With the spotlight on Medicare, especially as it relates to the cost of prescription drugs, now may be a good time to redirect the discussion toward real solutions to the health care crisis.
The current crisis is the fruit of right-wing, conservative forces who have pushed “marketplace competition” between profit-making insurance carriers and HMOs as the way to contain costs. This has been the prevailing policy since 1994, when Clinton’s health plan was defeated.
Reed Abelson, writing in the July 5 issue of The New York Times, cites the failure of managed care under privatized Medicare HMOs in the 1990s. He then describes the current Medicare “reform” bill proposed by Bush, which will do exactly the same thing. The only difference is that this time around the federal government will give even more millions to the private-sector profiteers.
Unhappily, Sen. Charles Schumer (D-N.Y.) and Sen. Edward Kennedy (D-Mass.) were among the few Democrats who voted in favor of this bill, which is nothing less than a boondoggle to the insurance and pharmaceutical companies.
With two different versions of the bill coming from the House and Senate, it appears that the bills will not be reconciled until the fall, at the earliest. The House bill is the most pro-corporate. The differences over the bill reflect the greed of the competing forces over who gets the most profits.
The prescription drug portion of the bill is a high-profile issue. A recent Wall Street Journal article reveals how the pharmaceutical companies are quite openly demanding outrageously high, guaranteed profit levels before they will consider participating in the program. In addition to working people, employers, who have to pay part of the bill, are also balking at this blatant greed.
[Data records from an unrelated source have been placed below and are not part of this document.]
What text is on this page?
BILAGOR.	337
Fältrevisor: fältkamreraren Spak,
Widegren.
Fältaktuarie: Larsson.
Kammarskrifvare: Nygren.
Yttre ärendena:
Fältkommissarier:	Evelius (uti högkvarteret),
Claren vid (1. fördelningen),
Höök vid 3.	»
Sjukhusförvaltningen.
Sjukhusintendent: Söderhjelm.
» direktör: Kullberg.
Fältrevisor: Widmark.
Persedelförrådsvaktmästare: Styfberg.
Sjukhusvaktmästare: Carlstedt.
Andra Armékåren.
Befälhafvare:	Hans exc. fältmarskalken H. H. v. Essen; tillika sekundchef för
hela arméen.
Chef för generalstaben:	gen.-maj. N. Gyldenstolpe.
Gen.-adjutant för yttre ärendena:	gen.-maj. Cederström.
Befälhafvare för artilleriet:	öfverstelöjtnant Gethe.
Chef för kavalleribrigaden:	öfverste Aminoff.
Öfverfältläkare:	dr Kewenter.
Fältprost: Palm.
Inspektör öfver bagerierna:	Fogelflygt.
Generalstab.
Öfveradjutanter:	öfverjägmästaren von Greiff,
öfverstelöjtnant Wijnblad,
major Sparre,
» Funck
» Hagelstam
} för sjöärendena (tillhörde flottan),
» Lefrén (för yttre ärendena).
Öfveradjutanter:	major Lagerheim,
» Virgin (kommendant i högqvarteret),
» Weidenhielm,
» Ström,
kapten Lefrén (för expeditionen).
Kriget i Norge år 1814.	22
It is a classic case of intra-corporate-monopoly feuding.
The Alliance for Retired Americans, closely linked to the AFL-CIO, is taking a strong, militant lead in opposing the bill. But all of labor should be in this fight. A true people’s front to defend Medicare is needed and is possible.
To galvanize even larger numbers of activists, however, we need to think big. It simply makes no sense to repeat the failures of the 1990s. A little more or less profit in the system will not solve the problem.
While we must work to defeat the Bush Medicare bill, this is also a perfect time to open a third front. A true reform direction would demand the re-federalization of the whole Medicare and Medicaid systems. Such a vision will bring more people into the fight. It would add an anti-corporate element into the picture, something that every public poll indicates would be very popular among the electorate.
The amount of money saved by going in this direction would be in the billions of dollars. A recent publication by the Senior Action Network, written by Dr. Tom Bodenheimer, a national health care expert, says, “In 2003, Medicare privatization means that Preferred Provider Organizations (PPOs) rather than HMOs would offer care to Medicare beneficiaries. All the problems discussed in this report about Medicare HMOs are also true of Medicare PPOs. Often owned by the same private insurance companies that run HMOs, PPOs will reduce choice, increase costs to patients and government, and put insurance company business decisions above medical decisions between patient and physician.”
The financial crisis facing retirees is very dramatic and not highlighted enough. “In 2001,” Bodenheimer writes, “the average Medicare HMO enrollee in good health spent $1,786 out-of-pocket; for those in poor health, the out-of-pocket cost was a staggering $4,783.”
The Bush prescription for Medicare is a recipe for disaster. Bodenheimer shows how Bush intends to use this Medicare bill as stepping-stone to his first real election. How convenient for Bush that the bill’s harmful effects won’t show up until well after Election Day.
But Bush’s plan can be stopped. In 1989, when Congress tried to pass a disastrous catastrophic health care bill directed at seniors, former Ways and Means Committee Chairman Dan Rostenkowski was chased down the street by angry seniors. The incident made the evening news. The bill was withdrawn.
Every member of Congress must be contacted and told, “Re-federalize Medicare and Medicaid – Put billions toward health, not profits.” Bush should not be allowed any public venue to promote his anti-senior, pro-corporate Medicare proposal. This is the way to recapture Congress and the White House for the people’s needs.